This coming Sunday the Church celebrates The Solemnity of Corpus Christi. In yesterday’s post we find the apostles hesitating and falling back on the ways of the world when faced with the enormity of feeding more than 5,000 people.
The feeding of the five thousand had a meaning for the early church in the responsibility of the leaders to feed the flock, particularly with preaching and the Eucharist. This is the one miracle, apart from the resurrection, recounted in all four Gospels. Luke shares the story with the other gospel writers, but does not include Mark’s mention of the compassion of Jesus for the people or the messianic allusion (Mark 6:34). However, the abundance of good stands as a two-fold lesson to the Twelve: abundance is found not in the power to purchase with money, but in the power of the Lord; and, those who give receive back even more extravagantly. Both lessons reinforce what they have learned on their own journey.
As the other gospel writers, this miraculous feeding points forward to the Last Supper (Luke 22:9). But this account has another element of anticipation. Jesus here appears as one who provides food for the people – in other words, his authority to preach and heal is symbolized by table service. This is made explicit at the Last Supper when he tells the Twelve, “Am I not among you as the one who serves?” (22:27)
Joel Green (The Gospel of Luke; Grand Rapids, MI; Wm. B. Eerdmans Publishing Co., 1997; pp. 351-366) notes the taking, blessing, breaking, giving as easily pointing to the Last Supper, but cautions that these are also actions expected of a pious Jew is preparation for eating. In addition, it is noted by many scholars (Culpepper, et. al.) that the significance of the two fish is not as easily explained as the symbolism of bread. Green holds that, in this context, there are more important meanings to be understood:
First, in light of the aforementioned question concerning his identity, Jesus’ involvement in a miraculous feeding ties him into the prophetic tradition (2 Kgs 4:42–44) and helps to portray him against the background of the story of Exodus (Exod 16:4–36). Second, the close association of Jesus’ communication of the kingdom of God and healing with the miraculous feeding of the multitudes intimates that the latter is itself an expression of the saving activity of God.37 In fact, Mary had predicted that the hungry would be filled (1:53), and Jesus had interpreted the meaning of salvation, in part, as the filling of the hungry (6:21). In lifting his eyes to heaven, Jesus had recognized God as the source of this meal—that is, as the gracious Benefactor of these needy people. Jesus himself is presented, then, as the one through whom God’s benefaction is present. In light of this, it is surely of significance that no repayment is demanded from those who have received: the mercy of God is extended to all without reference to predetermined boundaries and without incipient demands for reciprocity (cf. 6:32–36).

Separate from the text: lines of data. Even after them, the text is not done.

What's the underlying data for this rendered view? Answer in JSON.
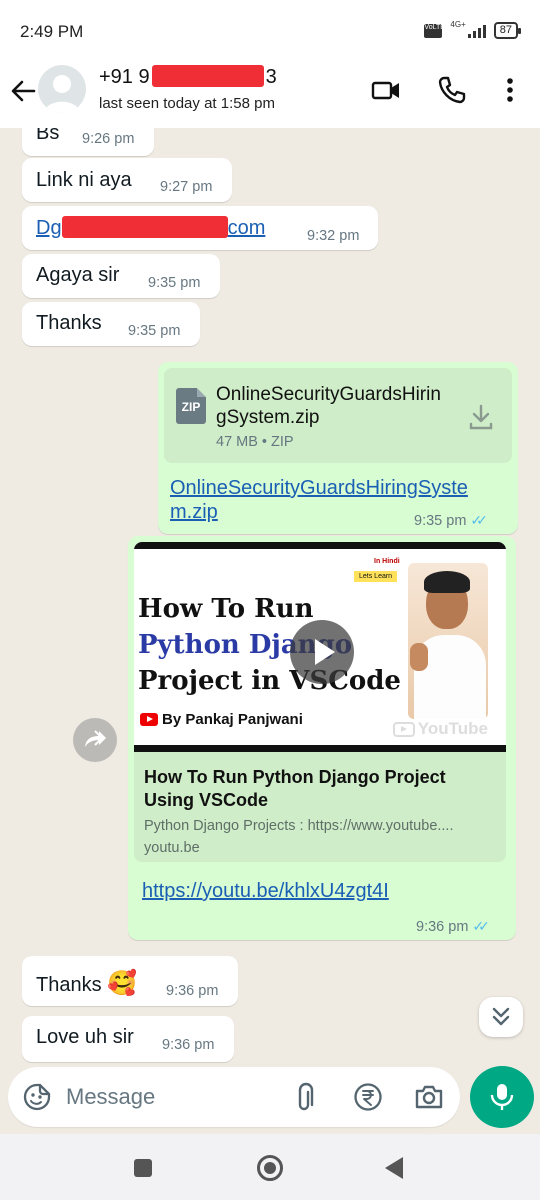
{
  "status_bar": {
    "time": "2:49 PM",
    "network": "4G+",
    "volte": "VoLTE",
    "battery": "87"
  },
  "header": {
    "contact_prefix": "+91 9",
    "contact_suffix": "3",
    "last_seen": "last seen today at 1:58 pm"
  },
  "messages": [
    {
      "dir": "in",
      "text": "Bs",
      "time": "9:26 pm"
    },
    {
      "dir": "in",
      "text": "Link ni aya",
      "time": "9:27 pm"
    },
    {
      "dir": "in",
      "link_start": "Dg",
      "link_end": "com",
      "time": "9:32 pm"
    },
    {
      "dir": "in",
      "text": "Agaya sir",
      "time": "9:35 pm"
    },
    {
      "dir": "in",
      "text": "Thanks",
      "time": "9:35 pm"
    },
    {
      "dir": "out",
      "file_name": "OnlineSecurityGuardsHiringSystem.zip",
      "file_meta": "47 MB • ZIP",
      "file_badge": "ZIP",
      "caption_line1": "OnlineSecurityGuardsHiringSyste",
      "caption_line2": "m.zip",
      "time": "9:35 pm"
    },
    {
      "dir": "out",
      "thumb_tag1": "In Hindi",
      "thumb_tag2": "Lets Learn",
      "thumb_line1": "How To Run",
      "thumb_line2": "Python Django",
      "thumb_line3": "Project in VSCode",
      "thumb_byline": "By Pankaj Panjwani",
      "thumb_brand": "YouTube",
      "preview_title": "How To Run Python Django Project Using VSCode",
      "preview_desc": "Python Django Projects : https://www.youtube....",
      "preview_domain": "youtu.be",
      "link": "https://youtu.be/khlxU4zgt4I",
      "time": "9:36 pm"
    },
    {
      "dir": "in",
      "text": "Thanks",
      "emoji": "🥰",
      "time": "9:36 pm"
    },
    {
      "dir": "in",
      "text": "Love uh sir",
      "time": "9:36 pm"
    }
  ],
  "read_ticks": "✓✓",
  "colors": {
    "outgoing": "#d9fdd3",
    "incoming": "#ffffff",
    "accent": "#00a884",
    "link": "#1a5fb4",
    "read_ticks": "#53bdeb",
    "redaction": "#ee1c25"
  },
  "composer": {
    "placeholder": "Message"
  },
  "icons": {
    "header": [
      "back-arrow-icon",
      "avatar-placeholder-icon",
      "video-call-icon",
      "voice-call-icon",
      "more-vertical-icon"
    ],
    "composer": [
      "emoji-sticker-icon",
      "attach-icon",
      "rupee-payment-icon",
      "camera-icon",
      "mic-icon"
    ],
    "chat": [
      "forward-icon",
      "scroll-down-icon",
      "download-icon",
      "zip-file-icon",
      "play-icon"
    ],
    "navigation": [
      "recents-icon",
      "home-icon",
      "back-icon"
    ]
  }
}
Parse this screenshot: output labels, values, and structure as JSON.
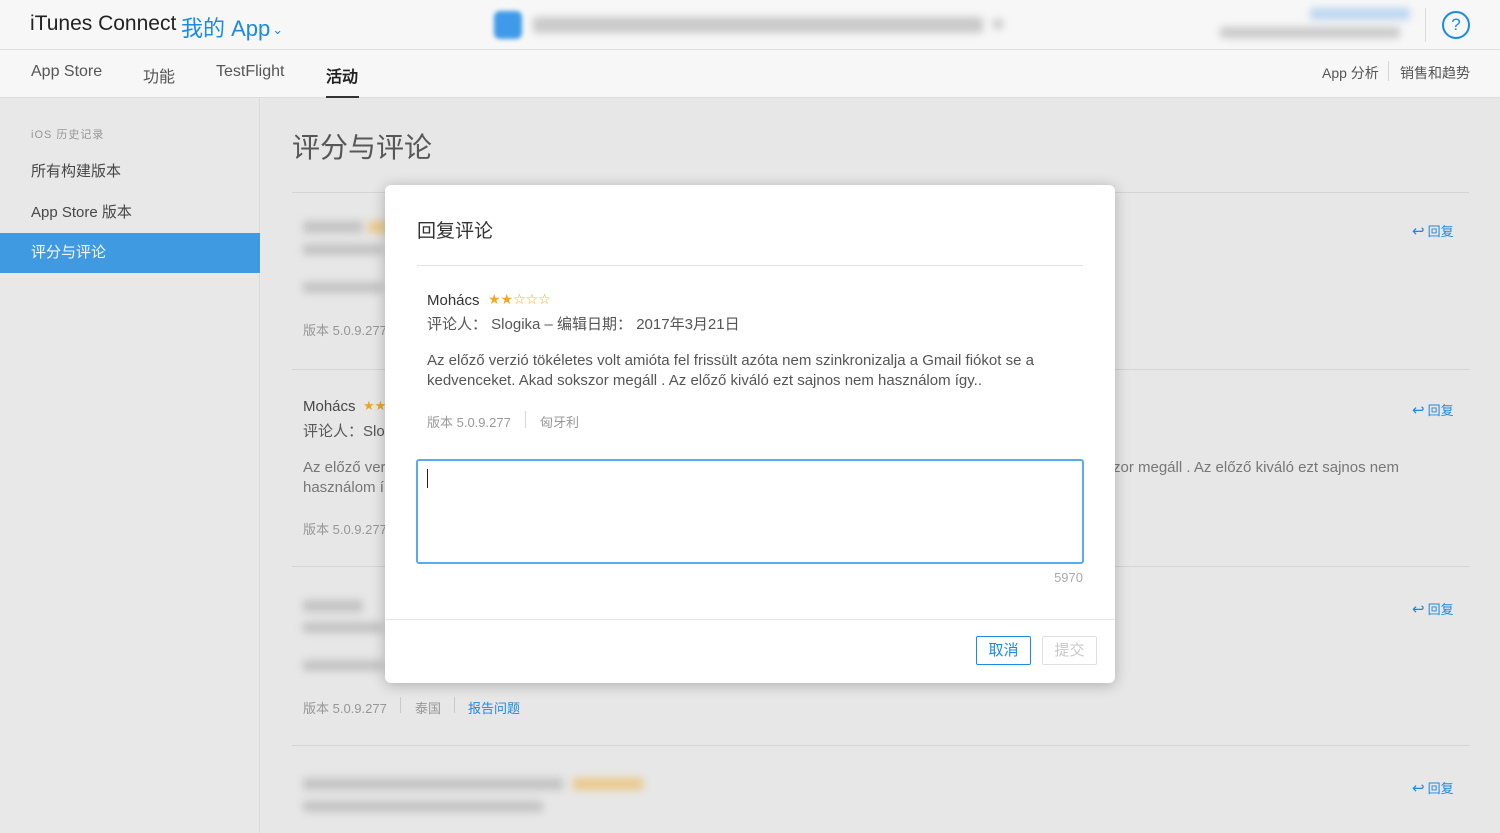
{
  "header": {
    "brand": "iTunes Connect",
    "my_app": "我的 App",
    "help_glyph": "?"
  },
  "nav": {
    "tabs": [
      "App Store",
      "功能",
      "TestFlight",
      "活动"
    ],
    "active": "活动",
    "right": [
      "App 分析",
      "销售和趋势"
    ]
  },
  "sidebar": {
    "heading": "iOS 历史记录",
    "items": [
      "所有构建版本",
      "App Store 版本",
      "评分与评论"
    ],
    "active": "评分与评论"
  },
  "main": {
    "title": "评分与评论",
    "reply_label": "回复",
    "visible_rows": [
      {
        "version": "版本 5.0.9.277"
      },
      {
        "name": "Mohács",
        "by": "评论人：Slo",
        "body_start": "Az előző ver",
        "body_line2": "használom í",
        "body_end": "zor megáll . Az előző kiváló ezt sajnos nem",
        "version": "版本 5.0.9.277"
      },
      {
        "version": "版本 5.0.9.277",
        "country": "泰国",
        "report": "报告问题"
      }
    ]
  },
  "modal": {
    "title": "回复评论",
    "reviewer_title": "Mohács",
    "rating": 2,
    "rating_max": 5,
    "byline": "评论人： Slogika – 编辑日期： 2017年3月21日",
    "body": "Az előző verzió tökéletes volt amióta fel frissült azóta nem szinkronizalja a Gmail fiókot se a kedvenceket. Akad sokszor megáll . Az előző kiváló ezt sajnos nem használom így..",
    "version": "版本 5.0.9.277",
    "country": "匈牙利",
    "reply_value": "",
    "counter": "5970",
    "cancel_label": "取消",
    "submit_label": "提交"
  },
  "colors": {
    "accent": "#1a8ae5",
    "sidebar_active": "#3d9de9",
    "star": "#f5a623"
  }
}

Third, once the boundary-setting and boundary-maintaining function of meals is recalled,38 the failure of Jesus and his disciples either to observe this role or otherwise to encourage the crowds to observe practices affiliated with it is startling. Here are thousands of people, an undifferentiated mass of people, some undoubtedly unclean, others clean, some more faithful regarding the law, others less so. The food itself—is it clean? Has it been properly prepared? Have tithes been paid on it? Where is the water for washing in preparation for the table? Such concerns are so lacking from this scene that we might miss the extraordinary character of this meal, extraordinary precisely because these concerns are so completely absent.39 No attempt has been made by Jesus and the twelve, this representation of the renewal of Israel, to preserve the social boundaries that characterize first-century Jewish life. Again, Luke’s narration underscores the degree to which God’s benefaction is without limits.
Finally, Luke observes not only that all ate and were filled, but also that twelve baskets of leftovers were collected. This underscores immediately the magnitude of the miracle, together with the superabundance of God’s good gifts (cf. 6:38). That there were twelve baskets full, within a narrative co-text wherein the presence of twelve apostles has been so emphatic (vv 1, 10, 12), insinuates further that the message of divine provision embodied in the miraculous feeding of the multitudes is intended for the twelve. The outstanding question, then, is whether they will “hear” this message. Will their hearing be one of genuine perception that manifests itself in the fruit of faith and faithfulness (cf. 8:4–21)?